The World Wide Web offers many opportunities for Self Study.

Self study is an important part of a language course, allowing learners time to consolidate, prepare for future F2F classes, develop independent learning strategies etc. The work a learner does in Self-study could be systematic and focused, or relaxed and ad hoc.

As there is no regulation of the Web, there are many unsuitable web sites and it easy for learners to waste time and achieve very little by way of improving their language.

Typical areas to work on in self-study are: grammar, vocabulary, language skills, phonology and business skills.

Grammar

There are many sites containing grammatical information and practice exercises. Some have been criticised for focusing on grammar as “product” at the expense of grammar as “process”. Interactive exercises typically include gap-fill, multiple choice and mix and match exercises.

http://www.englishclub.com/grammar/index.htm

Vocabulary

Learners can use an on-line English-English dictionary, as this can be updated instantly.

http://www.ldoceonline.com

Students can use the Web to keep up to date with new words.

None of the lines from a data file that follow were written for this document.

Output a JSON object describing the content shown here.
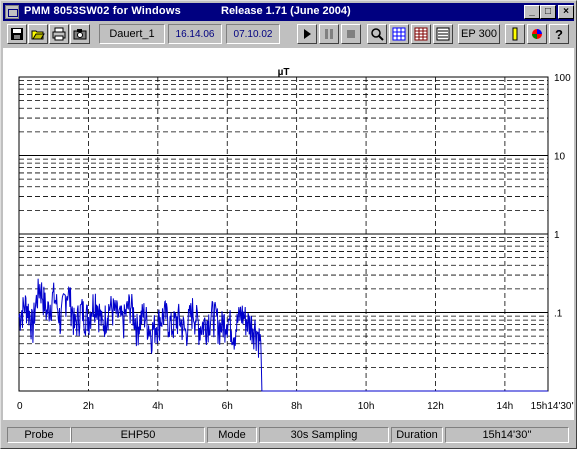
{
  "window": {
    "title": "PMM 8053SW02 for Windows",
    "release": "Release 1.71 (June 2004)",
    "controls": [
      "_",
      "□",
      "×"
    ]
  },
  "toolbar": {
    "station_name": "Dauert_1",
    "time": "16.14.06",
    "date": "07.10.02",
    "ep_label": "EP 300",
    "icons": [
      "save-icon",
      "open-icon",
      "print-icon",
      "camera-icon",
      "play-icon",
      "pause-icon",
      "stop-icon",
      "zoom-icon",
      "grid-icon",
      "table-icon",
      "list-icon",
      "probe-icon",
      "color-icon",
      "help-icon"
    ]
  },
  "plot": {
    "unit": "µT",
    "y_tick_labels": [
      "100",
      "10",
      "1",
      ".1"
    ],
    "x_tick_labels": [
      "0",
      "2h",
      "4h",
      "6h",
      "8h",
      "10h",
      "12h",
      "14h",
      "15h14'30''"
    ],
    "trace_color": "#0000cc"
  },
  "chart_data": {
    "type": "line",
    "title": "µT",
    "xlabel": "",
    "ylabel": "",
    "y_scale": "log",
    "ylim": [
      0.01,
      100
    ],
    "xlim_hours": [
      0,
      15.242
    ],
    "series": [
      {
        "values_hours": [
          0,
          0.2,
          0.4,
          0.6,
          0.8,
          1.0,
          1.2,
          1.4,
          1.6,
          1.8,
          2.0,
          2.2,
          2.4,
          2.6,
          2.8,
          3.0,
          3.2,
          3.4,
          3.6,
          3.8,
          4.0,
          4.2,
          4.4,
          4.6,
          4.8,
          5.0,
          5.2,
          5.4,
          5.6,
          5.8,
          6.0,
          6.2,
          6.4,
          6.6,
          6.8,
          6.95,
          7.0,
          15.24
        ],
        "values_uT": [
          0.08,
          0.12,
          0.06,
          0.2,
          0.09,
          0.15,
          0.07,
          0.18,
          0.06,
          0.1,
          0.08,
          0.14,
          0.06,
          0.11,
          0.09,
          0.07,
          0.12,
          0.06,
          0.09,
          0.05,
          0.07,
          0.09,
          0.06,
          0.08,
          0.05,
          0.1,
          0.06,
          0.07,
          0.09,
          0.06,
          0.08,
          0.05,
          0.09,
          0.07,
          0.06,
          0.04,
          0.01,
          0.01
        ]
      }
    ]
  },
  "statusbar": {
    "probe_label": "Probe",
    "probe_value": "EHP50",
    "mode_label": "Mode",
    "mode_value": "30s Sampling",
    "duration_label": "Duration",
    "duration_value": "15h14'30''"
  }
}
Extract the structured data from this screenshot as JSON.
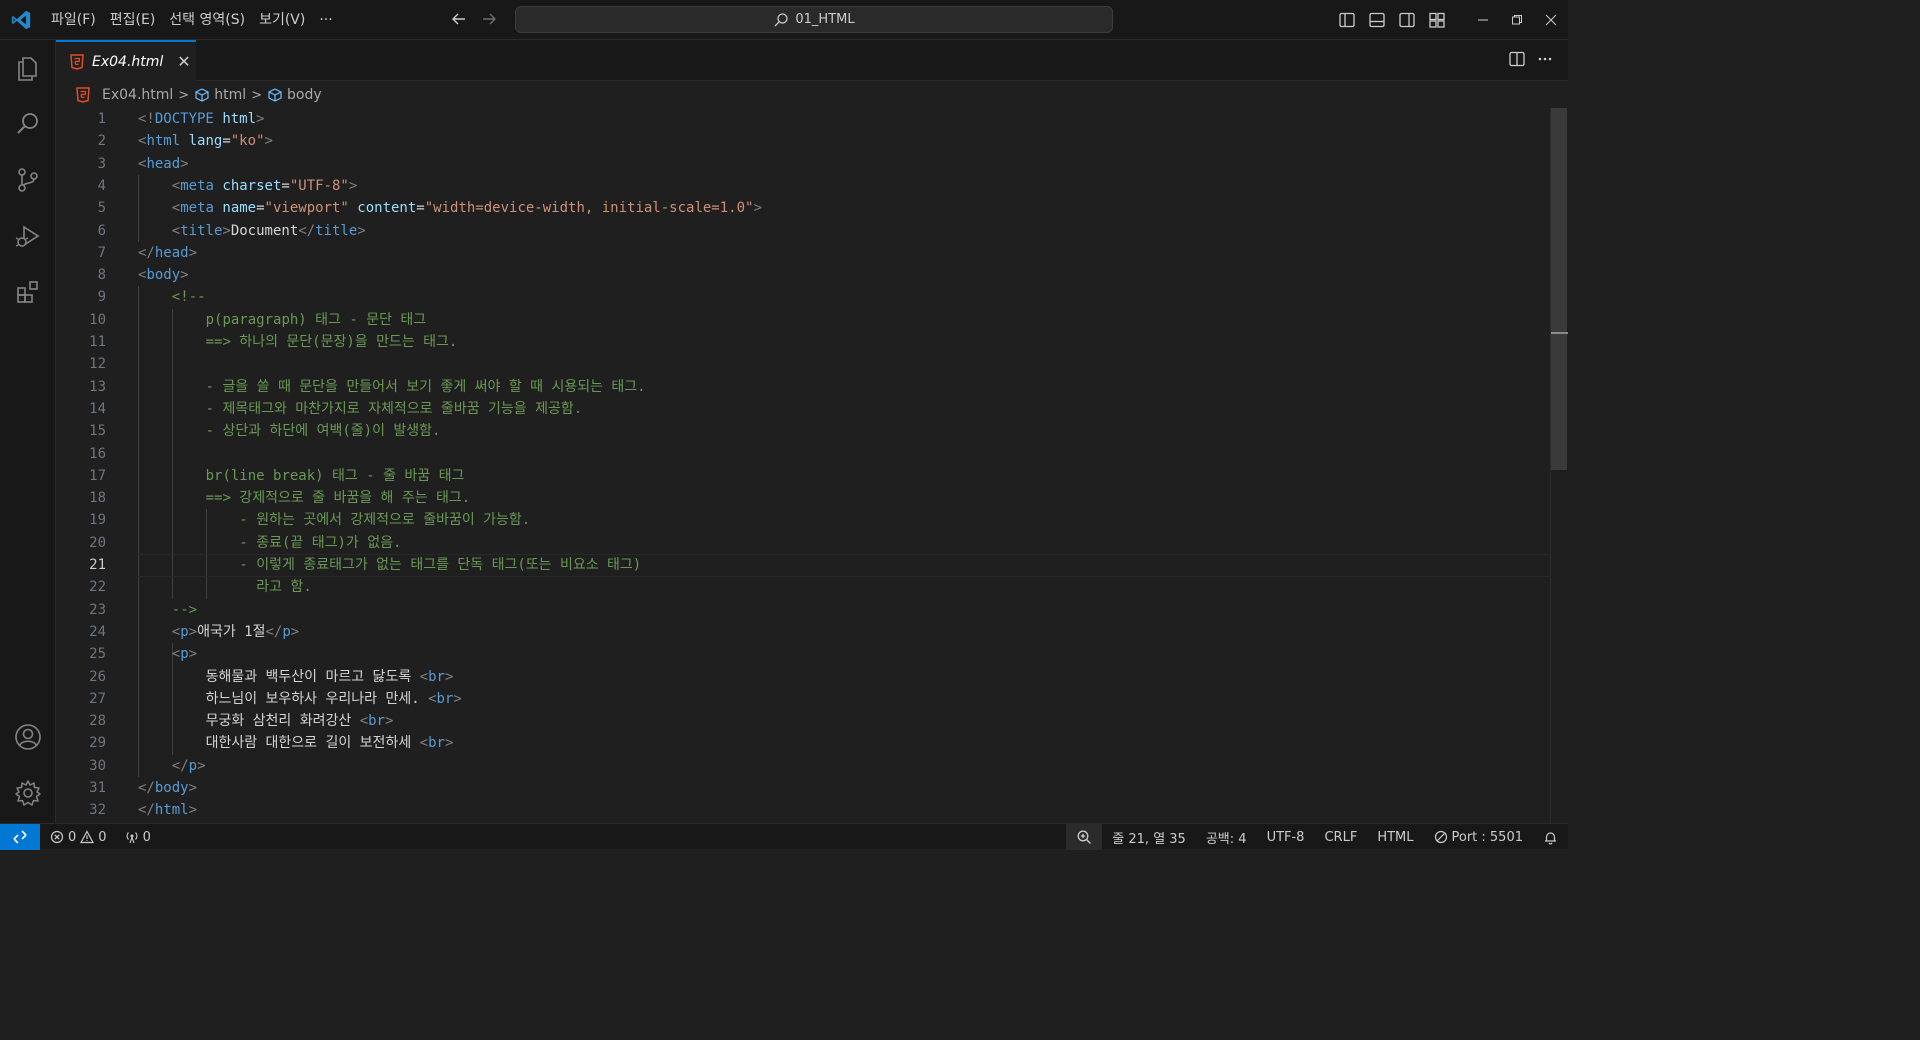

http://www.macmillandictionary.com/resourcenew.htm

Language skills

The Web can be useful in developing language skills. It is arguably easier to work on the receptive skills of listening and reading on the Web. The Internet provides limited opportunities for developing the active skills of speaking and writing.

Listening

Learners can listen to current and breaking news on the Web. A popular and motivating Self Study activity possible on the Web is to listen to a recording and read the transcript at the same time. Try:

http://www.bbc.co.uk/worldservice/learningenglish
/work/handy/index.shtml

Reading

The Web offers unlimited opportunities for reading for pleasure – using a search engine can locate a suitable text within the learner’s interest area. For ease of reading, it is usually preferable to print out a text, as on-screen reading can be tiring.

Speaking and writing

The Internet offers opportunities to speak and write using software designed to chat with friends or colleagues etc. The absence of a teacher to provide language feedback may make these activities somewhat unstructured.

Phonology

Students can find exercises on the web to practise their pronunciation.

http://esl.about.com/cs/pronunciation/index.htm

Business skills

Students who need to develop business skills such as giving presentations or negotiating can use the Web to find out information on improving these skills.